Monday 9 December 2013

just found blog article from Steve Elkins from 2012 :)

Steve Elkins (2012): Physicist and unofficial in-house artist for CERN, Michael Hoch, building a replica of the Large Hadron Collider out of Legos.
Photo by David Marks.





In January 2012, I continued production on my new film at CERN's Large Hadron Collider. The LHC is the largest machine ever built and the World Wide Web was created to process its data. It's a 17 mile long microscope which is searching for extra dimensions, the "God particle," anti-matter, and forces akin to those that took place in the first trillionth of a millisecond after the Big Bang at incredibly small sizes on the order of a tenth of a thousandth of a trillionth of a millimeter.

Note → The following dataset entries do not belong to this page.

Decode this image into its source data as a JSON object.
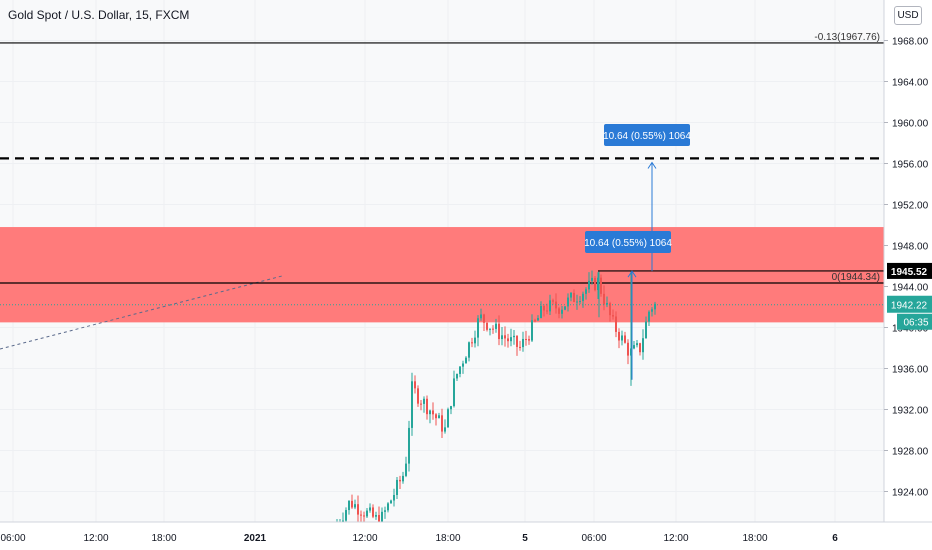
{
  "header": {
    "title": "Gold Spot / U.S. Dollar, 15, FXCM",
    "currency_button": "USD"
  },
  "colors": {
    "zone": "#ff7b7b",
    "up": "#26a69a",
    "down": "#ef5350",
    "measure": "#2a7ad6",
    "price_label": "#000000",
    "current_label": "#26a69a",
    "grid": "#eef0f3"
  },
  "chart_data": {
    "type": "candlestick",
    "symbol": "Gold Spot / U.S. Dollar",
    "interval": "15",
    "source": "FXCM",
    "currency": "USD",
    "y_axis": {
      "min": 1920,
      "max": 1970,
      "ticks": [
        1924.0,
        1928.0,
        1932.0,
        1936.0,
        1940.0,
        1944.0,
        1948.0,
        1952.0,
        1956.0,
        1960.0,
        1964.0,
        1968.0
      ]
    },
    "x_axis": {
      "ticks": [
        "06:00",
        "12:00",
        "18:00",
        "2021",
        "12:00",
        "18:00",
        "5",
        "06:00",
        "12:00",
        "18:00",
        "6"
      ]
    },
    "current_price": {
      "value": 1942.22,
      "label": "1942.22",
      "countdown": "06:35"
    },
    "highlight_price": {
      "value": 1945.52,
      "label": "1945.52"
    },
    "horizontal_lines": [
      {
        "value": 1967.76,
        "style": "solid",
        "label": "-0.13(1967.76)"
      },
      {
        "value": 1956.5,
        "style": "dashed"
      },
      {
        "value": 1944.34,
        "style": "solid",
        "label": "0(1944.34)"
      }
    ],
    "zone": {
      "from": 1940.5,
      "to": 1949.8
    },
    "measurements": [
      {
        "label": "10.64 (0.55%) 1064",
        "from": 1945.5,
        "to": 1956.1
      },
      {
        "label": "10.64 (0.55%) 1064",
        "from": 1934.9,
        "to": 1945.5
      }
    ],
    "grid": true
  }
}
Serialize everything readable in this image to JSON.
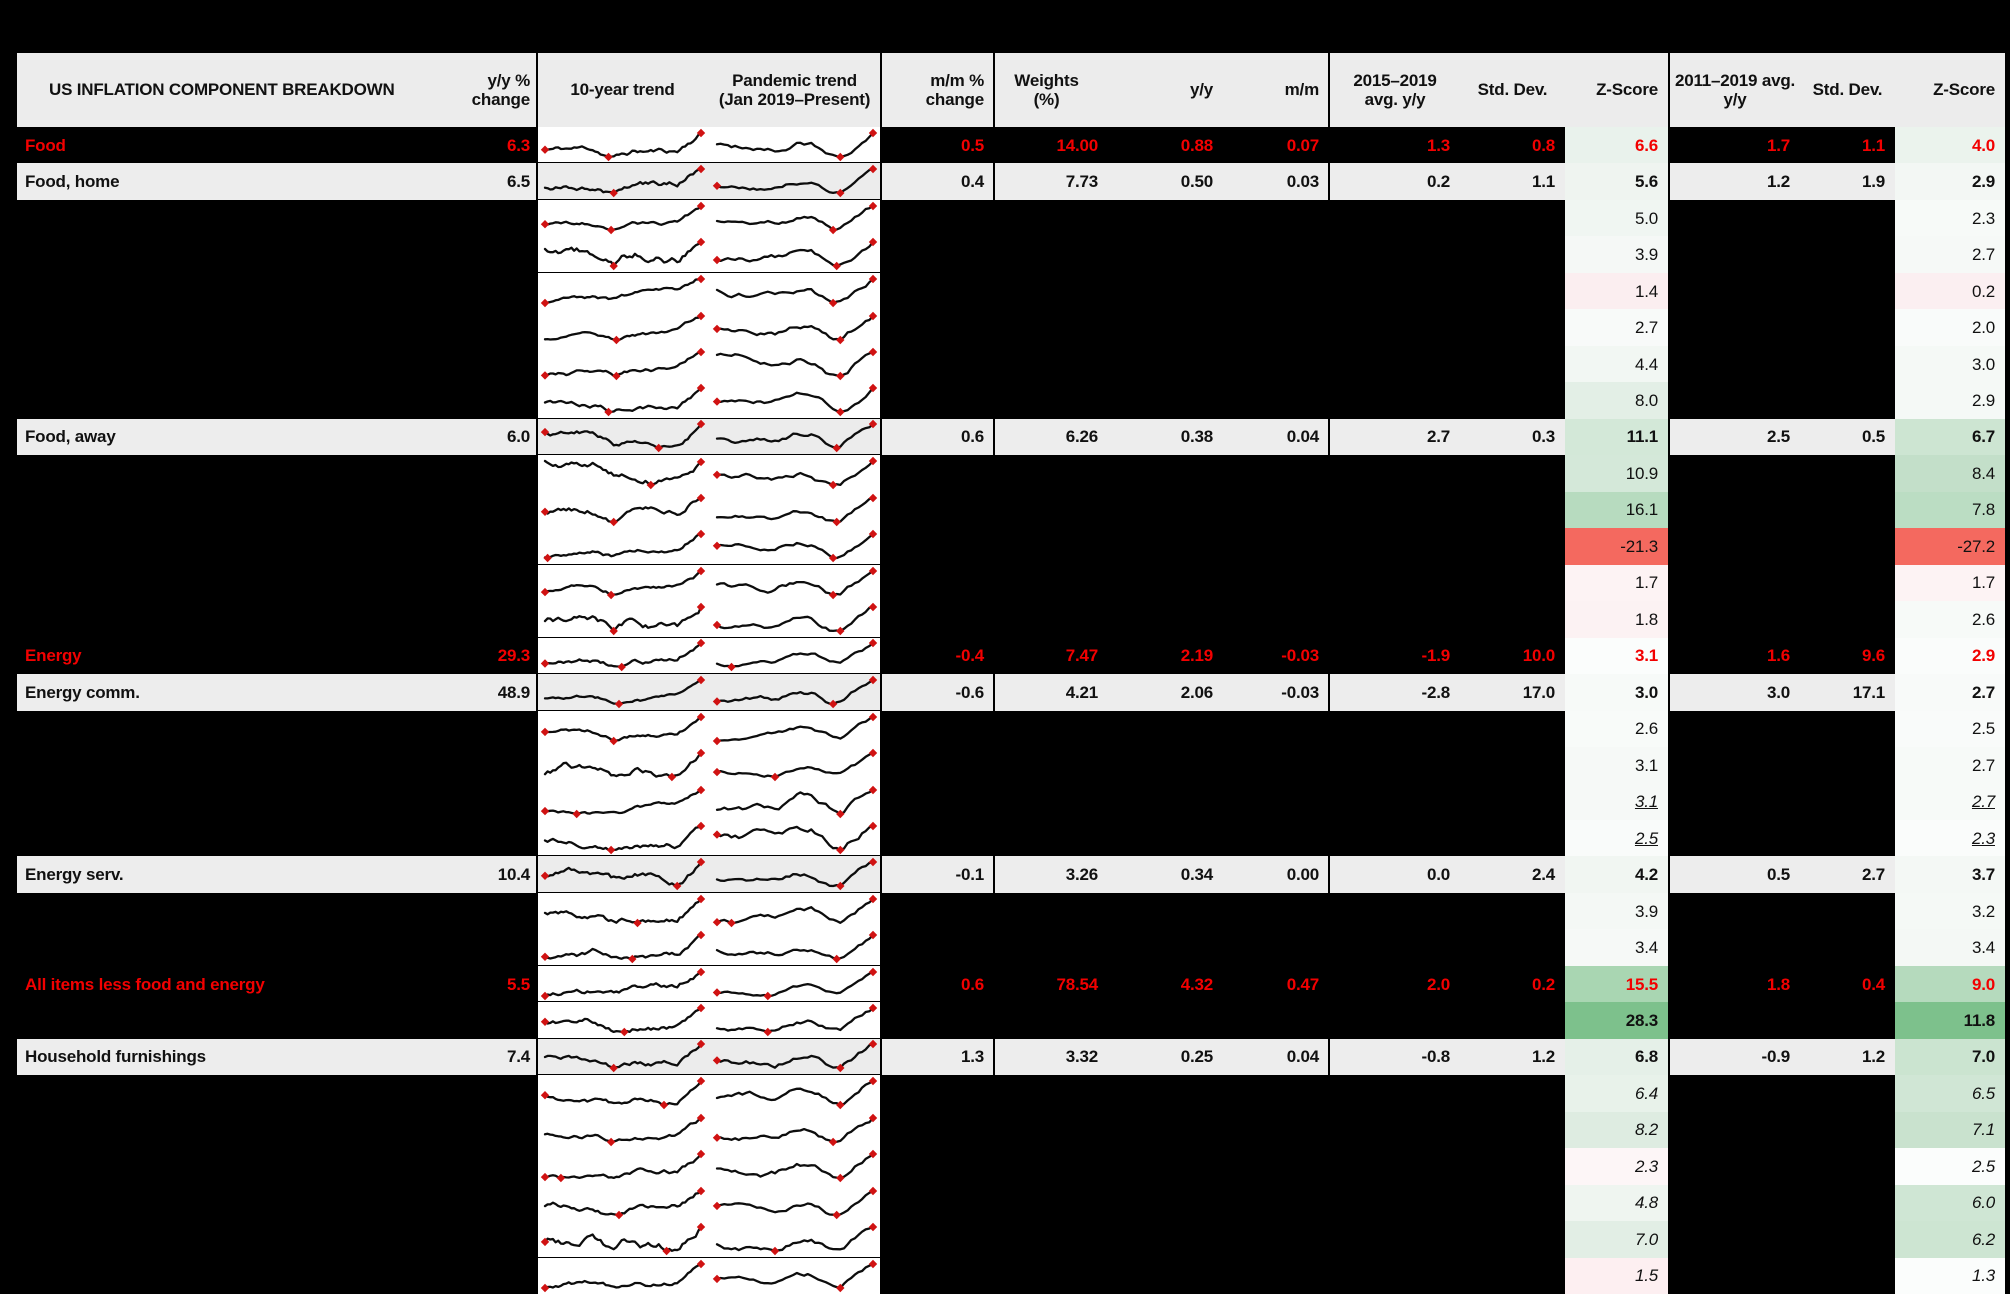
{
  "colors": {
    "page_bg": "#000000",
    "row_grey": "#ededed",
    "header_grey": "#ececec",
    "red": "#f20000",
    "salmon": "#f4695f",
    "spark_line": "#0d0d0d",
    "marker_red": "#d01212"
  },
  "header": {
    "title": "US INFLATION COMPONENT BREAKDOWN",
    "yy": "y/y %\nchange",
    "trend10": "10-year trend",
    "pandemic": "Pandemic trend\n(Jan 2019–Present)",
    "mm": "m/m %\nchange",
    "weights": "Weights\n(%)",
    "yoy": "y/y",
    "mom": "m/m",
    "avg1": "2015–2019\navg. y/y",
    "std1": "Std. Dev.",
    "z1": "Z-Score",
    "avg2": "2011–2019 avg.\ny/y",
    "std2": "Std. Dev.",
    "z2": "Z-Score"
  },
  "rows": [
    {
      "type": "agg",
      "label": "Food",
      "yy": "6.3",
      "mm": "0.5",
      "w": "14.00",
      "yoy": "0.88",
      "mom": "0.07",
      "a1": "1.3",
      "s1": "0.8",
      "z1": "6.6",
      "a2": "1.7",
      "s2": "1.1",
      "z2": "4.0",
      "z1bg": "#e9f2ec",
      "z2bg": "#ebf3ed",
      "zstyle": "n",
      "zbold": true,
      "sborder": true
    },
    {
      "type": "sub",
      "label": "Food, home",
      "yy": "6.5",
      "mm": "0.4",
      "w": "7.73",
      "yoy": "0.50",
      "mom": "0.03",
      "a1": "0.2",
      "s1": "1.1",
      "z1": "5.6",
      "a2": "1.2",
      "s2": "1.9",
      "z2": "2.9",
      "z1bg": "#eff4f0",
      "z2bg": "#f3f7f4",
      "zstyle": "n",
      "zbold": true,
      "sborder": true
    },
    {
      "type": "hidden",
      "z1": "5.0",
      "z2": "2.3",
      "z1bg": "#f0f6f2",
      "z2bg": "#f7faf8",
      "zstyle": "n",
      "zbold": false,
      "sborder": false
    },
    {
      "type": "hidden",
      "z1": "3.9",
      "z2": "2.7",
      "z1bg": "#f5f8f6",
      "z2bg": "#f6f9f7",
      "zstyle": "n",
      "zbold": false,
      "sborder": true
    },
    {
      "type": "hidden",
      "z1": "1.4",
      "z2": "0.2",
      "z1bg": "#fbeef0",
      "z2bg": "#fbeff1",
      "zstyle": "n",
      "zbold": false,
      "sborder": false
    },
    {
      "type": "hidden",
      "z1": "2.7",
      "z2": "2.0",
      "z1bg": "#f8faf9",
      "z2bg": "#f9fbfa",
      "zstyle": "n",
      "zbold": false,
      "sborder": false
    },
    {
      "type": "hidden",
      "z1": "4.4",
      "z2": "3.0",
      "z1bg": "#f2f7f3",
      "z2bg": "#f5f9f6",
      "zstyle": "n",
      "zbold": false,
      "sborder": false
    },
    {
      "type": "hidden",
      "z1": "8.0",
      "z2": "2.9",
      "z1bg": "#e3efe6",
      "z2bg": "#f5f9f6",
      "zstyle": "n",
      "zbold": false,
      "sborder": true
    },
    {
      "type": "sub",
      "label": "Food, away",
      "yy": "6.0",
      "mm": "0.6",
      "w": "6.26",
      "yoy": "0.38",
      "mom": "0.04",
      "a1": "2.7",
      "s1": "0.3",
      "z1": "11.1",
      "a2": "2.5",
      "s2": "0.5",
      "z2": "6.7",
      "z1bg": "#d3e8d8",
      "z2bg": "#cde5d2",
      "zstyle": "n",
      "zbold": true,
      "sborder": true
    },
    {
      "type": "hidden",
      "z1": "10.9",
      "z2": "8.4",
      "z1bg": "#d4e8d9",
      "z2bg": "#c3dfc9",
      "zstyle": "n",
      "zbold": false,
      "sborder": false
    },
    {
      "type": "hidden",
      "z1": "16.1",
      "z2": "7.8",
      "z1bg": "#b7dbbf",
      "z2bg": "#bbddc3",
      "zstyle": "n",
      "zbold": false,
      "sborder": false
    },
    {
      "type": "hidden",
      "z1": "-21.3",
      "z2": "-27.2",
      "z1bg": "#f4695f",
      "z2bg": "#f4695f",
      "zstyle": "n",
      "zbold": false,
      "sborder": true
    },
    {
      "type": "hidden",
      "z1": "1.7",
      "z2": "1.7",
      "z1bg": "#fdf3f4",
      "z2bg": "#fdf3f4",
      "zstyle": "n",
      "zbold": false,
      "sborder": false
    },
    {
      "type": "hidden",
      "z1": "1.8",
      "z2": "2.6",
      "z1bg": "#fcf2f3",
      "z2bg": "#f7faf8",
      "zstyle": "n",
      "zbold": false,
      "sborder": true
    },
    {
      "type": "agg",
      "label": "Energy",
      "yy": "29.3",
      "mm": "-0.4",
      "w": "7.47",
      "yoy": "2.19",
      "mom": "-0.03",
      "a1": "-1.9",
      "s1": "10.0",
      "z1": "3.1",
      "a2": "1.6",
      "s2": "9.6",
      "z2": "2.9",
      "z1bg": "#fbfdfc",
      "z2bg": "#fafcfb",
      "zstyle": "n",
      "zbold": true,
      "sborder": true
    },
    {
      "type": "sub",
      "label": "Energy comm.",
      "yy": "48.9",
      "mm": "-0.6",
      "w": "4.21",
      "yoy": "2.06",
      "mom": "-0.03",
      "a1": "-2.8",
      "s1": "17.0",
      "z1": "3.0",
      "a2": "3.0",
      "s2": "17.1",
      "z2": "2.7",
      "z1bg": "#f7faf8",
      "z2bg": "#f8faf9",
      "zstyle": "n",
      "zbold": true,
      "sborder": true
    },
    {
      "type": "hidden",
      "z1": "2.6",
      "z2": "2.5",
      "z1bg": "#f8fbf9",
      "z2bg": "#f9fbfa",
      "zstyle": "n",
      "zbold": false,
      "sborder": false
    },
    {
      "type": "hidden",
      "z1": "3.1",
      "z2": "2.7",
      "z1bg": "#f6f9f7",
      "z2bg": "#f7faf8",
      "zstyle": "n",
      "zbold": false,
      "sborder": false
    },
    {
      "type": "hidden",
      "z1": "3.1",
      "z2": "2.7",
      "z1bg": "#f6f9f7",
      "z2bg": "#f7faf8",
      "zstyle": "iu",
      "zbold": false,
      "sborder": false
    },
    {
      "type": "hidden",
      "z1": "2.5",
      "z2": "2.3",
      "z1bg": "#f9fbfa",
      "z2bg": "#fafcfb",
      "zstyle": "iu",
      "zbold": false,
      "sborder": true
    },
    {
      "type": "sub",
      "label": "Energy serv.",
      "yy": "10.4",
      "mm": "-0.1",
      "w": "3.26",
      "yoy": "0.34",
      "mom": "0.00",
      "a1": "0.0",
      "s1": "2.4",
      "z1": "4.2",
      "a2": "0.5",
      "s2": "2.7",
      "z2": "3.7",
      "z1bg": "#f1f6f2",
      "z2bg": "#f4f8f5",
      "zstyle": "n",
      "zbold": true,
      "sborder": true
    },
    {
      "type": "hidden",
      "z1": "3.9",
      "z2": "3.2",
      "z1bg": "#f4f8f5",
      "z2bg": "#f5f9f6",
      "zstyle": "n",
      "zbold": false,
      "sborder": false
    },
    {
      "type": "hidden",
      "z1": "3.4",
      "z2": "3.4",
      "z1bg": "#f6f9f7",
      "z2bg": "#f4f8f5",
      "zstyle": "n",
      "zbold": false,
      "sborder": true
    },
    {
      "type": "agg",
      "label": "All items less food and energy",
      "yy": "5.5",
      "mm": "0.6",
      "w": "78.54",
      "yoy": "4.32",
      "mom": "0.47",
      "a1": "2.0",
      "s1": "0.2",
      "z1": "15.5",
      "a2": "1.8",
      "s2": "0.4",
      "z2": "9.0",
      "z1bg": "#a9d6b2",
      "z2bg": "#b5dabd",
      "zstyle": "n",
      "zbold": true,
      "sborder": true
    },
    {
      "type": "hidden",
      "z1": "28.3",
      "z2": "11.8",
      "z1bg": "#7dc18c",
      "z2bg": "#7dc18c",
      "zstyle": "n",
      "zbold": true,
      "sborder": true
    },
    {
      "type": "sub",
      "label": "Household furnishings",
      "yy": "7.4",
      "mm": "1.3",
      "w": "3.32",
      "yoy": "0.25",
      "mom": "0.04",
      "a1": "-0.8",
      "s1": "1.2",
      "z1": "6.8",
      "a2": "-0.9",
      "s2": "1.2",
      "z2": "7.0",
      "z1bg": "#e5f0e8",
      "z2bg": "#cbe4d0",
      "zstyle": "n",
      "zbold": true,
      "sborder": true
    },
    {
      "type": "hidden",
      "z1": "6.4",
      "z2": "6.5",
      "z1bg": "#e8f2ea",
      "z2bg": "#d0e6d5",
      "zstyle": "i",
      "zbold": false,
      "sborder": false
    },
    {
      "type": "hidden",
      "z1": "8.2",
      "z2": "7.1",
      "z1bg": "#deece1",
      "z2bg": "#c9e2ce",
      "zstyle": "i",
      "zbold": false,
      "sborder": false
    },
    {
      "type": "hidden",
      "z1": "2.3",
      "z2": "2.5",
      "z1bg": "#fdf6f7",
      "z2bg": "#fbfdfc",
      "zstyle": "i",
      "zbold": false,
      "sborder": false
    },
    {
      "type": "hidden",
      "z1": "4.8",
      "z2": "6.0",
      "z1bg": "#eff5f0",
      "z2bg": "#cfe6d4",
      "zstyle": "i",
      "zbold": false,
      "sborder": false
    },
    {
      "type": "hidden",
      "z1": "7.0",
      "z2": "6.2",
      "z1bg": "#e2eee5",
      "z2bg": "#cde5d2",
      "zstyle": "i",
      "zbold": false,
      "sborder": true
    },
    {
      "type": "hidden",
      "z1": "1.5",
      "z2": "1.3",
      "z1bg": "#fdeff1",
      "z2bg": "#fbfdfc",
      "zstyle": "i",
      "zbold": false,
      "sborder": false
    }
  ],
  "chart_data": {
    "type": "table",
    "title": "US INFLATION COMPONENT BREAKDOWN",
    "columns": [
      "Component",
      "y/y % change",
      "m/m % change",
      "Weights (%)",
      "y/y",
      "m/m",
      "2015–2019 avg. y/y",
      "Std. Dev. (2015–2019)",
      "Z-Score (2015–2019)",
      "2011–2019 avg. y/y",
      "Std. Dev. (2011–2019)",
      "Z-Score (2011–2019)"
    ],
    "rows": [
      [
        "Food",
        6.3,
        0.5,
        14.0,
        0.88,
        0.07,
        1.3,
        0.8,
        6.6,
        1.7,
        1.1,
        4.0
      ],
      [
        "Food, home",
        6.5,
        0.4,
        7.73,
        0.5,
        0.03,
        0.2,
        1.1,
        5.6,
        1.2,
        1.9,
        2.9
      ],
      [
        null,
        null,
        null,
        null,
        null,
        null,
        null,
        null,
        5.0,
        null,
        null,
        2.3
      ],
      [
        null,
        null,
        null,
        null,
        null,
        null,
        null,
        null,
        3.9,
        null,
        null,
        2.7
      ],
      [
        null,
        null,
        null,
        null,
        null,
        null,
        null,
        null,
        1.4,
        null,
        null,
        0.2
      ],
      [
        null,
        null,
        null,
        null,
        null,
        null,
        null,
        null,
        2.7,
        null,
        null,
        2.0
      ],
      [
        null,
        null,
        null,
        null,
        null,
        null,
        null,
        null,
        4.4,
        null,
        null,
        3.0
      ],
      [
        null,
        null,
        null,
        null,
        null,
        null,
        null,
        null,
        8.0,
        null,
        null,
        2.9
      ],
      [
        "Food, away",
        6.0,
        0.6,
        6.26,
        0.38,
        0.04,
        2.7,
        0.3,
        11.1,
        2.5,
        0.5,
        6.7
      ],
      [
        null,
        null,
        null,
        null,
        null,
        null,
        null,
        null,
        10.9,
        null,
        null,
        8.4
      ],
      [
        null,
        null,
        null,
        null,
        null,
        null,
        null,
        null,
        16.1,
        null,
        null,
        7.8
      ],
      [
        null,
        null,
        null,
        null,
        null,
        null,
        null,
        null,
        -21.3,
        null,
        null,
        -27.2
      ],
      [
        null,
        null,
        null,
        null,
        null,
        null,
        null,
        null,
        1.7,
        null,
        null,
        1.7
      ],
      [
        null,
        null,
        null,
        null,
        null,
        null,
        null,
        null,
        1.8,
        null,
        null,
        2.6
      ],
      [
        "Energy",
        29.3,
        -0.4,
        7.47,
        2.19,
        -0.03,
        -1.9,
        10.0,
        3.1,
        1.6,
        9.6,
        2.9
      ],
      [
        "Energy comm.",
        48.9,
        -0.6,
        4.21,
        2.06,
        -0.03,
        -2.8,
        17.0,
        3.0,
        3.0,
        17.1,
        2.7
      ],
      [
        null,
        null,
        null,
        null,
        null,
        null,
        null,
        null,
        2.6,
        null,
        null,
        2.5
      ],
      [
        null,
        null,
        null,
        null,
        null,
        null,
        null,
        null,
        3.1,
        null,
        null,
        2.7
      ],
      [
        null,
        null,
        null,
        null,
        null,
        null,
        null,
        null,
        3.1,
        null,
        null,
        2.7
      ],
      [
        null,
        null,
        null,
        null,
        null,
        null,
        null,
        null,
        2.5,
        null,
        null,
        2.3
      ],
      [
        "Energy serv.",
        10.4,
        -0.1,
        3.26,
        0.34,
        0.0,
        0.0,
        2.4,
        4.2,
        0.5,
        2.7,
        3.7
      ],
      [
        null,
        null,
        null,
        null,
        null,
        null,
        null,
        null,
        3.9,
        null,
        null,
        3.2
      ],
      [
        null,
        null,
        null,
        null,
        null,
        null,
        null,
        null,
        3.4,
        null,
        null,
        3.4
      ],
      [
        "All items less food and energy",
        5.5,
        0.6,
        78.54,
        4.32,
        0.47,
        2.0,
        0.2,
        15.5,
        1.8,
        0.4,
        9.0
      ],
      [
        null,
        null,
        null,
        null,
        null,
        null,
        null,
        null,
        28.3,
        null,
        null,
        11.8
      ],
      [
        "Household furnishings",
        7.4,
        1.3,
        3.32,
        0.25,
        0.04,
        -0.8,
        1.2,
        6.8,
        -0.9,
        1.2,
        7.0
      ],
      [
        null,
        null,
        null,
        null,
        null,
        null,
        null,
        null,
        6.4,
        null,
        null,
        6.5
      ],
      [
        null,
        null,
        null,
        null,
        null,
        null,
        null,
        null,
        8.2,
        null,
        null,
        7.1
      ],
      [
        null,
        null,
        null,
        null,
        null,
        null,
        null,
        null,
        2.3,
        null,
        null,
        2.5
      ],
      [
        null,
        null,
        null,
        null,
        null,
        null,
        null,
        null,
        4.8,
        null,
        null,
        6.0
      ],
      [
        null,
        null,
        null,
        null,
        null,
        null,
        null,
        null,
        7.0,
        null,
        null,
        6.2
      ],
      [
        null,
        null,
        null,
        null,
        null,
        null,
        null,
        null,
        1.5,
        null,
        null,
        1.3
      ]
    ]
  }
}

It generates a magnetic field more than 100,000 times stronger than the Earth’s and temperature necessary for the LHC’s superconducting magnets to operate is the coldest extended region that we know of in the universe - even colder than outer space. The magnets contain 1,200 tons of superconducting filaments much smaller than a human hair which, if unwrapped, would be long enough to encircle the orbit of Mars. The vacuum inside the proton-containing tubes, a 10 trillionth of an atmosphere, is the most complete vacuum over the largest region ever produced. The LHC uses an amount of electricity required for a small city such as nearby Geneva. The LHC’s $9 billion price tag also makes it the most expensive machine ever built.